Recurso para uniformização de jurisprudência;
requisitos; reclamação; decisão; irrecorribilidade*
I - A previsão expressa dos tribunais de recurso na Lei Fundamental, leva-nos a reconhecer estar vedado ao legislador suprimir, sem mais, em todo e qualquer caso, a prerrogativa ao recurso, admitindo-se, todavia, que o mesmo estabeleça regras/normas sobre a existência dos recursos e a recorribilidade das decisões.
II - A lei processual civil estabelece regras quanto à admissibilidade e formalidades próprias de cada recurso, reconhecendo-se que a admissibilidade dum recurso depende do preenchimento cumulativo de três requisitos fundamentais, quais sejam, a legitimidade de quem recorre, ser a decisão proferida recorrível e ser o recurso interposto dentro do prazo legalmente estabelecido para o efeito.
III - É pressuposto substancial de admissibilidade do recurso para uniformização de jurisprudência, a existência de uma contradição decisória entre dois acórdãos proferidos pelo STJ, no domínio da mesma legislação, e sobre a mesma questão fundamental de direito, sendo que a contradição dos julgados, não implica que os mesmos se revelem frontalmente opostos, mas antes que as soluções aí adoptadas, sejam diferentes entre si, ou seja, que não sejam as mesmas, importando, assim, que as decisões, e não os respectivos fundamentos, sejam atinentes à mesma questão de direito, e que haja sido objecto de tratamento e decisão, quer no acórdão recorrido, quer no acórdão fundamento, sendo em todo o caso, que essa oposição seja afirmada e não subentendida, ou puramente implícita, a par de que é necessário que a questão de direito apreciada se revele decisiva para as soluções perfilhadas num e noutro acórdão, desconsiderando-se argumentos ou razões que não encerrem uma relevância determinante.

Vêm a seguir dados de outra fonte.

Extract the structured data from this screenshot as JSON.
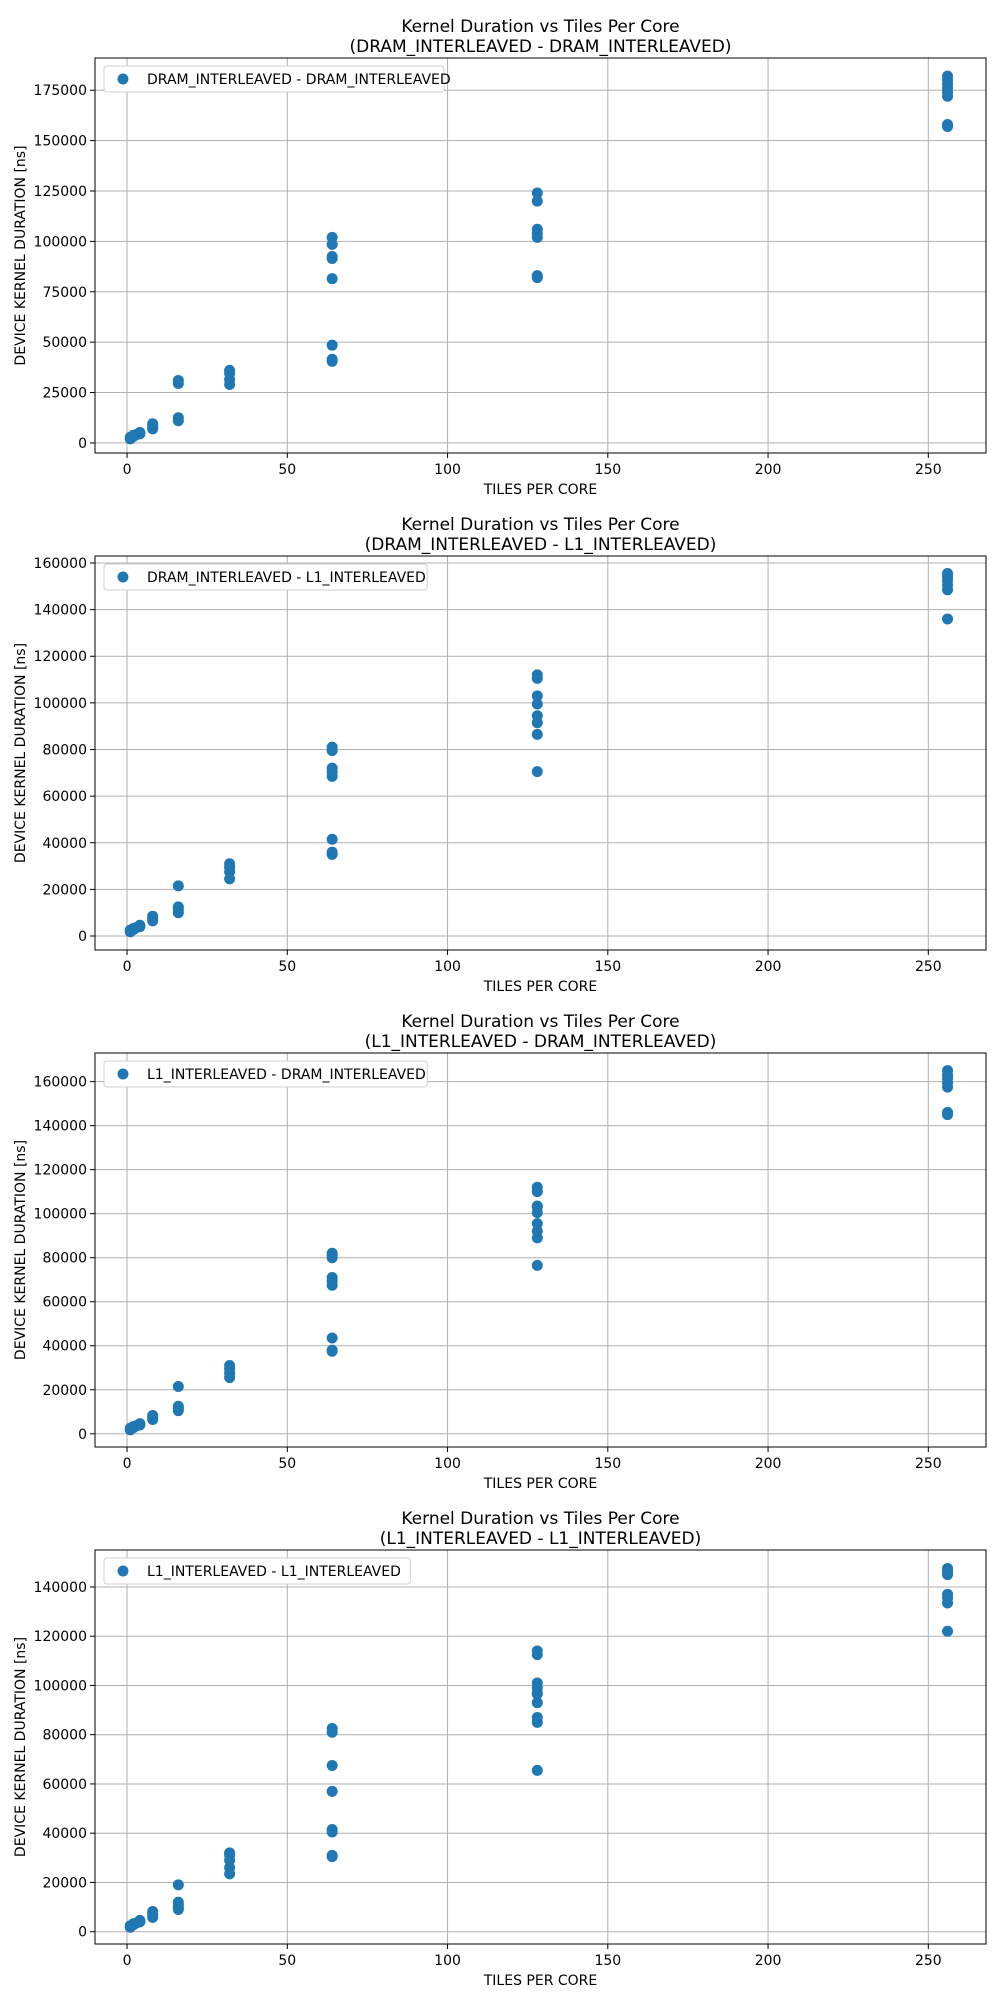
{
  "colors": {
    "series": "#1f77b4",
    "grid": "#b0b0b0"
  },
  "chart_data": [
    {
      "type": "scatter",
      "title": "Kernel Duration vs Tiles Per Core",
      "subtitle": "(DRAM_INTERLEAVED - DRAM_INTERLEAVED)",
      "xlabel": "TILES PER CORE",
      "ylabel": "DEVICE KERNEL DURATION [ns]",
      "xlim": [
        -10,
        268
      ],
      "ylim": [
        -5000,
        191000
      ],
      "xticks": [
        0,
        50,
        100,
        150,
        200,
        250
      ],
      "yticks": [
        0,
        25000,
        50000,
        75000,
        100000,
        125000,
        150000,
        175000
      ],
      "grid": true,
      "legend_position": "top-left",
      "series": [
        {
          "name": "DRAM_INTERLEAVED - DRAM_INTERLEAVED",
          "x": [
            1,
            1,
            2,
            2,
            3,
            4,
            4,
            8,
            8,
            8,
            16,
            16,
            16,
            16,
            32,
            32,
            32,
            32,
            64,
            64,
            64,
            64,
            64,
            64,
            64,
            64,
            128,
            128,
            128,
            128,
            128,
            128,
            128,
            256,
            256,
            256,
            256,
            256,
            256,
            256,
            256
          ],
          "y": [
            2000,
            2800,
            3200,
            3800,
            4200,
            4500,
            5200,
            7000,
            8500,
            9500,
            11000,
            12500,
            29500,
            31000,
            29000,
            31500,
            34500,
            36000,
            40500,
            41500,
            48500,
            81500,
            91500,
            92500,
            98500,
            102000,
            82000,
            83000,
            102000,
            104000,
            106000,
            120000,
            124000,
            157000,
            158000,
            172000,
            174000,
            176000,
            178000,
            180000,
            182000
          ]
        }
      ]
    },
    {
      "type": "scatter",
      "title": "Kernel Duration vs Tiles Per Core",
      "subtitle": "(DRAM_INTERLEAVED - L1_INTERLEAVED)",
      "xlabel": "TILES PER CORE",
      "ylabel": "DEVICE KERNEL DURATION [ns]",
      "xlim": [
        -10,
        268
      ],
      "ylim": [
        -6000,
        163000
      ],
      "xticks": [
        0,
        50,
        100,
        150,
        200,
        250
      ],
      "yticks": [
        0,
        20000,
        40000,
        60000,
        80000,
        100000,
        120000,
        140000,
        160000
      ],
      "grid": true,
      "legend_position": "top-left",
      "series": [
        {
          "name": "DRAM_INTERLEAVED - L1_INTERLEAVED",
          "x": [
            1,
            1,
            2,
            2,
            3,
            4,
            4,
            8,
            8,
            8,
            16,
            16,
            16,
            16,
            32,
            32,
            32,
            32,
            64,
            64,
            64,
            64,
            64,
            64,
            64,
            64,
            128,
            128,
            128,
            128,
            128,
            128,
            128,
            128,
            256,
            256,
            256,
            256,
            256,
            256
          ],
          "y": [
            1800,
            2500,
            2800,
            3300,
            3700,
            4000,
            4600,
            6500,
            7500,
            8500,
            10000,
            11500,
            12500,
            21500,
            24500,
            27500,
            29500,
            31000,
            35000,
            36000,
            41500,
            68500,
            70500,
            72000,
            79500,
            81000,
            70500,
            86500,
            91500,
            94500,
            99500,
            103000,
            110500,
            112000,
            136000,
            148500,
            150500,
            152500,
            154000,
            155500
          ]
        }
      ]
    },
    {
      "type": "scatter",
      "title": "Kernel Duration vs Tiles Per Core",
      "subtitle": "(L1_INTERLEAVED - DRAM_INTERLEAVED)",
      "xlabel": "TILES PER CORE",
      "ylabel": "DEVICE KERNEL DURATION [ns]",
      "xlim": [
        -10,
        268
      ],
      "ylim": [
        -6000,
        173000
      ],
      "xticks": [
        0,
        50,
        100,
        150,
        200,
        250
      ],
      "yticks": [
        0,
        20000,
        40000,
        60000,
        80000,
        100000,
        120000,
        140000,
        160000
      ],
      "grid": true,
      "legend_position": "top-left",
      "series": [
        {
          "name": "L1_INTERLEAVED - DRAM_INTERLEAVED",
          "x": [
            1,
            1,
            2,
            2,
            3,
            4,
            4,
            8,
            8,
            8,
            16,
            16,
            16,
            16,
            32,
            32,
            32,
            32,
            64,
            64,
            64,
            64,
            64,
            64,
            64,
            64,
            64,
            128,
            128,
            128,
            128,
            128,
            128,
            128,
            128,
            128,
            256,
            256,
            256,
            256,
            256,
            256,
            256
          ],
          "y": [
            1800,
            2500,
            2800,
            3300,
            3700,
            4000,
            4600,
            6500,
            7500,
            8300,
            10500,
            11500,
            12500,
            21500,
            25500,
            27500,
            29500,
            31000,
            37500,
            38000,
            43500,
            67500,
            69500,
            71000,
            80000,
            82000,
            81000,
            76500,
            89000,
            92000,
            95500,
            100500,
            103000,
            110000,
            112000,
            103500,
            145000,
            146000,
            157500,
            159500,
            161500,
            163000,
            165000
          ]
        }
      ]
    },
    {
      "type": "scatter",
      "title": "Kernel Duration vs Tiles Per Core",
      "subtitle": "(L1_INTERLEAVED - L1_INTERLEAVED)",
      "xlabel": "TILES PER CORE",
      "ylabel": "DEVICE KERNEL DURATION [ns]",
      "xlim": [
        -10,
        268
      ],
      "ylim": [
        -5000,
        155000
      ],
      "xticks": [
        0,
        50,
        100,
        150,
        200,
        250
      ],
      "yticks": [
        0,
        20000,
        40000,
        60000,
        80000,
        100000,
        120000,
        140000
      ],
      "grid": true,
      "legend_position": "top-left",
      "series": [
        {
          "name": "L1_INTERLEAVED - L1_INTERLEAVED",
          "x": [
            1,
            1,
            2,
            2,
            3,
            4,
            4,
            8,
            8,
            8,
            16,
            16,
            16,
            16,
            16,
            32,
            32,
            32,
            32,
            32,
            64,
            64,
            64,
            64,
            64,
            64,
            64,
            64,
            128,
            128,
            128,
            128,
            128,
            128,
            128,
            128,
            128,
            128,
            256,
            256,
            256,
            256,
            256,
            256,
            256
          ],
          "y": [
            1800,
            2400,
            2800,
            3200,
            3600,
            4000,
            4600,
            5800,
            7000,
            8200,
            9000,
            10000,
            11000,
            12000,
            19000,
            23500,
            26000,
            29000,
            31000,
            32000,
            30500,
            31000,
            40500,
            41500,
            57000,
            67500,
            81000,
            82500,
            65500,
            85000,
            87000,
            93000,
            96500,
            99000,
            101000,
            112500,
            114000,
            97000,
            122000,
            133500,
            135500,
            137000,
            145000,
            146500,
            147500
          ]
        }
      ]
    }
  ]
}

IV - Por outro lado, exige-se ao reconhecimento da contradição de julgados, a identidade substancial do núcleo essencial das situações de facto que suportam a aplicação, necessariamente diversa, dos mesmos normativos legais ou institutos jurídicos, sendo que as soluções em confronto, necessariamente divergentes, têm que ser encontradas no “domínio da mesma legislação”, de acordo com a terminologia legal, ou seja, exige-se que se verifique a “identidade de disposição legal, ainda que de diplomas diferentes, e, desde que, com a mudança de diploma, a disposição não tenha sofrido, com a sua integração no novo sistema, um alcance diferente, do que antes tinha”.
2. Na fundamentação do acórdão escreveu-se o seguinte:
"Importa anotar [...] desde já, que a decisão fundamento não constitui um acórdão proferido pelo Supremo Tribunal de Justiça, porquanto se trata de uma decisão singular proferida pelo relator do consignado processo (Processo n.º 2340/16.8T8LRA.C2.S1-A, datado de 11 de Julho de 2019).
A exigida contradição, para efeitos de uniformização de jurisprudência, tem de assentar em dois acórdãos do Supremo Tribunal de Justiça, sendo que no caso presente não há dois acórdãos, mas apenas um acórdão e uma decisão singular, daí que não está preenchido, desde logo, um dos fundamentos formais previstos no já enunciado art.º 688º, n.º 1, do Código de Processo Civil.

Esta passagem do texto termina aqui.